Cambridge Consultants, a tech research company, recently unveiled a new concept for drone delivery systems called DelivAir. The system relies on GPS tracking to quickly identify the recipients location. But even more impressive is how the drone will find the correct customer who placed the order. When the DelivAir drone is near the delivery drop off point, the customer will hold up their smartphone and the app will make the flash on the phone “flash” in a specific coded pattern. This will verify the customer via the sensor on the drone and allow the DelivAir drone to drop off the package to the customer.
Aside from business and commercial applications, the developers of this delivery concept also want to use DelivAir to deliver first aid kits to wounded persons, send emergency packages to disaster areas or deploy critical equipment to emergency sites by working with locals with smartphones.
DelivAir system features a two stage delivery process. The first step involves GPS tracking systems to find recipients via their smartphones. Once they are located, the drones switch to their optical tracking and 3D imaging/ranging instruments to locate and authenticate the recipients after they come into view.
Once the drones make contact with the recipients, all they need to do is point the flash of their mobile devices in the drone’s direction to confirm their identity. This flash will blink a coded pattern to verify the delivery and confirm the identity of the recipient. If everything checks out, the drone will lower its package to the floor and then return to base.
Cambridge Consultants senior engineer Henry Fletcher said that DelivAir is a good approximation of “instantaneous matter transportation” in the present day. According to him and his team, DelivAir’s automated features will allow drones to manage deliveries with a minimum of input from recipients. All they need to do is place their order, download the necessary apps for their smartphones and the DelivAir will take care of the rest. Cambridge Consultants took special care to automate everything for the sake of convenience.
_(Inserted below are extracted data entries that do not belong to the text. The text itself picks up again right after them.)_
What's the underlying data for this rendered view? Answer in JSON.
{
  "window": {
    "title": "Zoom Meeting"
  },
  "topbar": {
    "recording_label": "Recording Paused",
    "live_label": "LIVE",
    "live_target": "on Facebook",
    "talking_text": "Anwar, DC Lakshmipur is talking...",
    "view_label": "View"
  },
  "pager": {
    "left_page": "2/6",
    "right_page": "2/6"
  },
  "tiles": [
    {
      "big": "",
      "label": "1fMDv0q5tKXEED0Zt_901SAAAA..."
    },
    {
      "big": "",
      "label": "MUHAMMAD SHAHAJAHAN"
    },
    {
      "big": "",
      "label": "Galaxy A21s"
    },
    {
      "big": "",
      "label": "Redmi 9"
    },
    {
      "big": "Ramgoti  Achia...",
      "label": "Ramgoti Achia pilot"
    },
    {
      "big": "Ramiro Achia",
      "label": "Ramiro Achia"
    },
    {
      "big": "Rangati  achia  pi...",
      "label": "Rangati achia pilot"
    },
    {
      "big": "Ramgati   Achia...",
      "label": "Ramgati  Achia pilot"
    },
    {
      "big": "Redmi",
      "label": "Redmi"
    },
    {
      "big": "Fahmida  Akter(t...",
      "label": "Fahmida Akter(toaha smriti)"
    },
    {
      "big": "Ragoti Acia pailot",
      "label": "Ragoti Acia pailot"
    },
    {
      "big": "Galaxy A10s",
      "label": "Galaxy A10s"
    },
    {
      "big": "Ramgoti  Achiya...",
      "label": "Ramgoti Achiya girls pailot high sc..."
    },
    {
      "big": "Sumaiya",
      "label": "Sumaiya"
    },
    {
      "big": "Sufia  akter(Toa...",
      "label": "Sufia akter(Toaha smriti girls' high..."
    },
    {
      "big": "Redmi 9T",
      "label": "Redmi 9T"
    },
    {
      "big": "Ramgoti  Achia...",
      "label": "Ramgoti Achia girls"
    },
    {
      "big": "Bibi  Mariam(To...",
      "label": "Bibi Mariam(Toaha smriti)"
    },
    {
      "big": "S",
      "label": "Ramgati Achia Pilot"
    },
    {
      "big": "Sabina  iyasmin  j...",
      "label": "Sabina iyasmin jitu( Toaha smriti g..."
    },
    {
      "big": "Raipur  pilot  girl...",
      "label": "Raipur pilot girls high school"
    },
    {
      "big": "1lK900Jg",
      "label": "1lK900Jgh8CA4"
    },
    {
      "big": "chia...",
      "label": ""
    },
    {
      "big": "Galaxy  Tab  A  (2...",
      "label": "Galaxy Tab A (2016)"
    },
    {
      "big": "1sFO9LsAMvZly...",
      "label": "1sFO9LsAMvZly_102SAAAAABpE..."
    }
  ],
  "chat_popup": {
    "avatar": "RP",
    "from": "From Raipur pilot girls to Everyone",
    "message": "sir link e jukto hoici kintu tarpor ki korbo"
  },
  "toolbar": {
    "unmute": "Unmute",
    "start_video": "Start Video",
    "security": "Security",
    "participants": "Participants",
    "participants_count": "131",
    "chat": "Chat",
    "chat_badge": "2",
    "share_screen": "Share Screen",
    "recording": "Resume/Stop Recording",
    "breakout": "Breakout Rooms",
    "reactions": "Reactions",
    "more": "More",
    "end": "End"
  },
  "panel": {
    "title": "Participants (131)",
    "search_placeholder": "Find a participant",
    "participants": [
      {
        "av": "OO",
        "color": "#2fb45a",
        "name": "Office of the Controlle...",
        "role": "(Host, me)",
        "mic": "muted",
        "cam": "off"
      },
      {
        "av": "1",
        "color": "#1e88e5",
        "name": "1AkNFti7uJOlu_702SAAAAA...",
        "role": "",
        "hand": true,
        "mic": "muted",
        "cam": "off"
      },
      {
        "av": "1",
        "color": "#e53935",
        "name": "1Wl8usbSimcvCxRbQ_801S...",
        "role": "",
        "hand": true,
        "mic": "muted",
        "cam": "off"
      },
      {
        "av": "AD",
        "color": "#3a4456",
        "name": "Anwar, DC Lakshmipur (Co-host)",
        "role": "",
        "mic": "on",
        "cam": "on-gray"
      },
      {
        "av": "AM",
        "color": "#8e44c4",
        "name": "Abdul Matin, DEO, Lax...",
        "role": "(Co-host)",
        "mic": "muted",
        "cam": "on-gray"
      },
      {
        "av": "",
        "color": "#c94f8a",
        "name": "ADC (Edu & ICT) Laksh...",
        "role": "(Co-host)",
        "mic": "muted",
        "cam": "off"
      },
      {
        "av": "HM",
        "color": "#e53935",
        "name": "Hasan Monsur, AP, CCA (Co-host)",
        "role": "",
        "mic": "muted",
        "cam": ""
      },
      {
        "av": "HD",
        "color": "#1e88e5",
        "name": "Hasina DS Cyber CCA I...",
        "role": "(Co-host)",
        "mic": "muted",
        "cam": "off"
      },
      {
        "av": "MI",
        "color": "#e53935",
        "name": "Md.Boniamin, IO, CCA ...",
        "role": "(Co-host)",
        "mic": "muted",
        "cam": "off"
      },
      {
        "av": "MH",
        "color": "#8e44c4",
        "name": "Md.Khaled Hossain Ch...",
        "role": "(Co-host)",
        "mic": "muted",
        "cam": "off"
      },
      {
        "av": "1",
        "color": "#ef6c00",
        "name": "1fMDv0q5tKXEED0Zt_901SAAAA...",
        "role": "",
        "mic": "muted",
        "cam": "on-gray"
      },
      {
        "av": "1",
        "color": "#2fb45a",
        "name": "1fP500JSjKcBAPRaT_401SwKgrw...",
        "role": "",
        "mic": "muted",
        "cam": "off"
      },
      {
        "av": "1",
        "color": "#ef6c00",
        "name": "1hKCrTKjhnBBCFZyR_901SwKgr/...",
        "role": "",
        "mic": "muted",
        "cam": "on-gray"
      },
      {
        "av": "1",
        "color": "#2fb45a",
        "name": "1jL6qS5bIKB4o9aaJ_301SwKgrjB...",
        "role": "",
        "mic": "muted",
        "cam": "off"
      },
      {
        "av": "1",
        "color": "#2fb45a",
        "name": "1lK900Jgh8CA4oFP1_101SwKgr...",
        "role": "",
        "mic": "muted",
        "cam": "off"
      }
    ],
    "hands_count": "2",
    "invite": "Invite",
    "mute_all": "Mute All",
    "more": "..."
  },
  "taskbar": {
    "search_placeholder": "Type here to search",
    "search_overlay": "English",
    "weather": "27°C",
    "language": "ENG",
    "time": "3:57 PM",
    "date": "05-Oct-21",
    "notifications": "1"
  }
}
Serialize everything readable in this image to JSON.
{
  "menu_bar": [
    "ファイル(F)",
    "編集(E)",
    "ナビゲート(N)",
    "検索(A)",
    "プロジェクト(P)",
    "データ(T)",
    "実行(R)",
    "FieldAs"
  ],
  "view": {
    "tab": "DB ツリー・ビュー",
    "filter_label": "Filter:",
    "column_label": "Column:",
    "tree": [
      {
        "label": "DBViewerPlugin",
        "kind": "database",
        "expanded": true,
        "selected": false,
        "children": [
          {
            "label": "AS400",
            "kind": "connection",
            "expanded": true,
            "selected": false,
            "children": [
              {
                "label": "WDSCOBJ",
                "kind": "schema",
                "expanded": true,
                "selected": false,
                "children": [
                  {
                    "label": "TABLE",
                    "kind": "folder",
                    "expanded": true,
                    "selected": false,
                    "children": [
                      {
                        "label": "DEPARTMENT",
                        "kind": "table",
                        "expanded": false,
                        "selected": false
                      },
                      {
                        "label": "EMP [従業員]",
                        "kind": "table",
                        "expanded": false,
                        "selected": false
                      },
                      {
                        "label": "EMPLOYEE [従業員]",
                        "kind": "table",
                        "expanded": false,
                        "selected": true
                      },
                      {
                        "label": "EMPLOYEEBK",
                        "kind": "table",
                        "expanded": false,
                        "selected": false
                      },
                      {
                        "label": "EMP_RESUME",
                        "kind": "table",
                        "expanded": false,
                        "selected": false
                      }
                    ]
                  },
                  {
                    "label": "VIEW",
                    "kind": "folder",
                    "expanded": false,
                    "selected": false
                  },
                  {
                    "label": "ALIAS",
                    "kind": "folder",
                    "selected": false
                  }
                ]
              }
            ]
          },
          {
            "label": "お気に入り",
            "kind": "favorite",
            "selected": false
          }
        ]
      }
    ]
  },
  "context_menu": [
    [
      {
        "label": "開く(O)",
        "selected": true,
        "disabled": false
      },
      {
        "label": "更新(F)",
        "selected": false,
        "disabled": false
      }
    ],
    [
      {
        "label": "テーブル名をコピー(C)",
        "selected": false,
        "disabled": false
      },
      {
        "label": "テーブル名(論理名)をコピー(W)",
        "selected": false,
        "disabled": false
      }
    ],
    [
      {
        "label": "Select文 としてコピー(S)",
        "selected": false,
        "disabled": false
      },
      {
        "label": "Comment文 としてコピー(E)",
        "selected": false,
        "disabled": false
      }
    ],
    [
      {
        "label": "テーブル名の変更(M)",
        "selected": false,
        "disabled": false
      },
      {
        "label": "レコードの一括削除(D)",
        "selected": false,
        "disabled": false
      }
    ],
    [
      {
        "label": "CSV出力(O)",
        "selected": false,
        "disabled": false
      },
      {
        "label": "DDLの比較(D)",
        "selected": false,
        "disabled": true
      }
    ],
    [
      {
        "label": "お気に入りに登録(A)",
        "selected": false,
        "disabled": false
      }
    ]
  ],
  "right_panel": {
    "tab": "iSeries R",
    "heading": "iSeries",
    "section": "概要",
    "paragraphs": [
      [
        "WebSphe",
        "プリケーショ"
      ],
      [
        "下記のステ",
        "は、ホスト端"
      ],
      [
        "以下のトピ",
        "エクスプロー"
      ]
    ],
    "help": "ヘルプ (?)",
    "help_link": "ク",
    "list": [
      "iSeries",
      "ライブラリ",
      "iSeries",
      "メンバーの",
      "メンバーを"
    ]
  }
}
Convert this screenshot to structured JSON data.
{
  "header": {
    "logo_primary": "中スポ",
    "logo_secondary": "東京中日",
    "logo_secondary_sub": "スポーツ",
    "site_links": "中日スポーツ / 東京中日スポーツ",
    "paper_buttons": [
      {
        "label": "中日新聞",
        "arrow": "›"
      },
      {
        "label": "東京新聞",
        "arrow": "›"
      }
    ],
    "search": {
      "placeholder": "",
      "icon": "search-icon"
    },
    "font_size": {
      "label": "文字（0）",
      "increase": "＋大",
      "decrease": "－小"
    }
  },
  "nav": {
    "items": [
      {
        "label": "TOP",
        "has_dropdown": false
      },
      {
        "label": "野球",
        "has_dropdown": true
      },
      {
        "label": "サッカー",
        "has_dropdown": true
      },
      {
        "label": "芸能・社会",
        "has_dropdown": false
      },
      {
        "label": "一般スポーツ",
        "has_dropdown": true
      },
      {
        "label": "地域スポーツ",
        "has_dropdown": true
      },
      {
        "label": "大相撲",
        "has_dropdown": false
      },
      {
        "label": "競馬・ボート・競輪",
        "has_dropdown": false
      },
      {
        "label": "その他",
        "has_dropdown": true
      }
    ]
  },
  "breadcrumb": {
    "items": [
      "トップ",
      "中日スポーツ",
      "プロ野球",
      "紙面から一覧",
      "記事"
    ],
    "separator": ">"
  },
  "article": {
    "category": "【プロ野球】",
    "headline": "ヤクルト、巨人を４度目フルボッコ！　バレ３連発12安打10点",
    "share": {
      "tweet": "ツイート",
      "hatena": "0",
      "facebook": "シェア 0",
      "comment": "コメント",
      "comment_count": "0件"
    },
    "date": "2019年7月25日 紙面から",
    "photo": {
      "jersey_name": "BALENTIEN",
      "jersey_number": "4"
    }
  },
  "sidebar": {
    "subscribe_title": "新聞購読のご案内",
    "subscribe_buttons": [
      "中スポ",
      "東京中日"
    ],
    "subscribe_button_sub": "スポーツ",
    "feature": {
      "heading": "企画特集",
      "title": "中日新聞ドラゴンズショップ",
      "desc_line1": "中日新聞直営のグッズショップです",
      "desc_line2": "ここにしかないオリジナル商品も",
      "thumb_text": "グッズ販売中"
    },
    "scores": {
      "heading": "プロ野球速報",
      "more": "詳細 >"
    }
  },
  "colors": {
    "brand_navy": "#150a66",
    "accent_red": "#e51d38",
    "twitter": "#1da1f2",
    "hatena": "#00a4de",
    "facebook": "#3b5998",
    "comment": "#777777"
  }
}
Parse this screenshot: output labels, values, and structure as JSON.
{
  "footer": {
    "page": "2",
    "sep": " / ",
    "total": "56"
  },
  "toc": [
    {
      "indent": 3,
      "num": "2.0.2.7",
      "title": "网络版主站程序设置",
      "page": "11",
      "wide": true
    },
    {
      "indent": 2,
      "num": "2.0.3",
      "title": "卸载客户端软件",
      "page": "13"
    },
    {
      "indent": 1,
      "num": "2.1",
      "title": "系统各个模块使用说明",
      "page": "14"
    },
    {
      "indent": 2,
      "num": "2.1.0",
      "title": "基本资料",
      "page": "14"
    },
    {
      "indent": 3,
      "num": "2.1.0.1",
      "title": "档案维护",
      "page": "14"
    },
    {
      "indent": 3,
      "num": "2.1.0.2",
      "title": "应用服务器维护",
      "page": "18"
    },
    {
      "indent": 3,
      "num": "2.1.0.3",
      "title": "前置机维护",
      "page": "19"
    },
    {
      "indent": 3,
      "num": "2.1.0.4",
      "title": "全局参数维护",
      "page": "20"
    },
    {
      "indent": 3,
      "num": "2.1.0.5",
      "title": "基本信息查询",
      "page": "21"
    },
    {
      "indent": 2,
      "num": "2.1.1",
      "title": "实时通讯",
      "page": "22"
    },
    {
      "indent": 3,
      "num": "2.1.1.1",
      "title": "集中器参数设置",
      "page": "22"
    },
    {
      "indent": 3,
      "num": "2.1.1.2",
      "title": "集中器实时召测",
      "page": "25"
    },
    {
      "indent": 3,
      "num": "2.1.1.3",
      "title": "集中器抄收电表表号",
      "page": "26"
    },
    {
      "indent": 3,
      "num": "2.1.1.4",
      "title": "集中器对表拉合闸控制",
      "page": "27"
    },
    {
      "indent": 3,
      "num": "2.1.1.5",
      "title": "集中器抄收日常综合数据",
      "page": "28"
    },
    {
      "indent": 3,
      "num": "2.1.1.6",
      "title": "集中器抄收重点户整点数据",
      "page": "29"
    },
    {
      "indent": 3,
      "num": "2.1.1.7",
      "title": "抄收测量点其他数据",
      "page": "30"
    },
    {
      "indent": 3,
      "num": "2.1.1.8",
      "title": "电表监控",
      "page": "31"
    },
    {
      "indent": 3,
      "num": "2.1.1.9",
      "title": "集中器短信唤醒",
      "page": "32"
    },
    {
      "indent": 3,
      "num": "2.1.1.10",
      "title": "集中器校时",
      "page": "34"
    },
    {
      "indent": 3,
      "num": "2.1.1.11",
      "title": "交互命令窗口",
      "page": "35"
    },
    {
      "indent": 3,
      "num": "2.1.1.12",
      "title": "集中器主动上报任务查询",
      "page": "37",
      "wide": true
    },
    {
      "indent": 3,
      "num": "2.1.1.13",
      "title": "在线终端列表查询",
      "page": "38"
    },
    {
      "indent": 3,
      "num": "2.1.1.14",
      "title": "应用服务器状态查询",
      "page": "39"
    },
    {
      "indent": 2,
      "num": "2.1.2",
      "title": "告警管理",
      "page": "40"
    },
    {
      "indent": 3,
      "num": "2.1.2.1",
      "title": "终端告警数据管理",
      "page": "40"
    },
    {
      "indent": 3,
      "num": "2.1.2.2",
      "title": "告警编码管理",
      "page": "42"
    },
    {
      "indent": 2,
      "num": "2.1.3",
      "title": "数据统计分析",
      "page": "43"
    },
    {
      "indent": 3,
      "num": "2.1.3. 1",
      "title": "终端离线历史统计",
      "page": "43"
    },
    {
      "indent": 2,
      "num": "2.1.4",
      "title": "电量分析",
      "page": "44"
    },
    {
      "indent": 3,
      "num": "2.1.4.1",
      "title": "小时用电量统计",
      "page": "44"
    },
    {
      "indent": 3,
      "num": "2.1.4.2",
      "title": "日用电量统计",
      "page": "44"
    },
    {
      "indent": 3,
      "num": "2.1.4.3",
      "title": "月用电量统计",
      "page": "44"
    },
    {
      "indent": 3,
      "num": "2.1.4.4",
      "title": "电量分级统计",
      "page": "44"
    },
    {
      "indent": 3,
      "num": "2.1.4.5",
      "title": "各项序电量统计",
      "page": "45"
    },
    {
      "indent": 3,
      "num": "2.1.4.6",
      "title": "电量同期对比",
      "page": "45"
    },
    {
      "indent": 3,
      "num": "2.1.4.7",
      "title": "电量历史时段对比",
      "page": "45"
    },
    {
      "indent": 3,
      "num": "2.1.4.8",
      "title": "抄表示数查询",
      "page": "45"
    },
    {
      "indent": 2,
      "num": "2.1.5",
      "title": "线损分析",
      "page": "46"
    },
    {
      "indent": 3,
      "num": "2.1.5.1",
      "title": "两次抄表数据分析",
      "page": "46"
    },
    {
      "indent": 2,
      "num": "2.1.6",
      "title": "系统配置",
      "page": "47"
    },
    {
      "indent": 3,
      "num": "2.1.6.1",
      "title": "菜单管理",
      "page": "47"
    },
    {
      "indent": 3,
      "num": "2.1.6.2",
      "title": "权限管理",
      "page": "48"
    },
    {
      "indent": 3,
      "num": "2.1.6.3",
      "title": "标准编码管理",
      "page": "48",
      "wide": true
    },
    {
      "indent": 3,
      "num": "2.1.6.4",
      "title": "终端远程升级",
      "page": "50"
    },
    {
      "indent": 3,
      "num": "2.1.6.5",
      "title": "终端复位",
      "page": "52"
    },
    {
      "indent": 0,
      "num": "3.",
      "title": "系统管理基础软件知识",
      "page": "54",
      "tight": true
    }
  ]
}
However, the system is far from perfect. For starters, DelivAir’s security capabilities are still relatively untested, and its reliance on smartphones present a point of vulnerability.
Another problem is legislation. Although drone delivery services sound nice to consumers, they can also lead to more drone traffic, particularly in urban areas where these services are most likely to be in demand. So even if DelivAir is perfected, legislation from city governments concerned about drone collisions may impede its full application.
Despite these problems, though, the concept behind DelivAir and other similar systems is compelling. And with drone technology improving, Cambridge Consultants and other similar developers can expect a lot off demand for their systems in the not too distant future.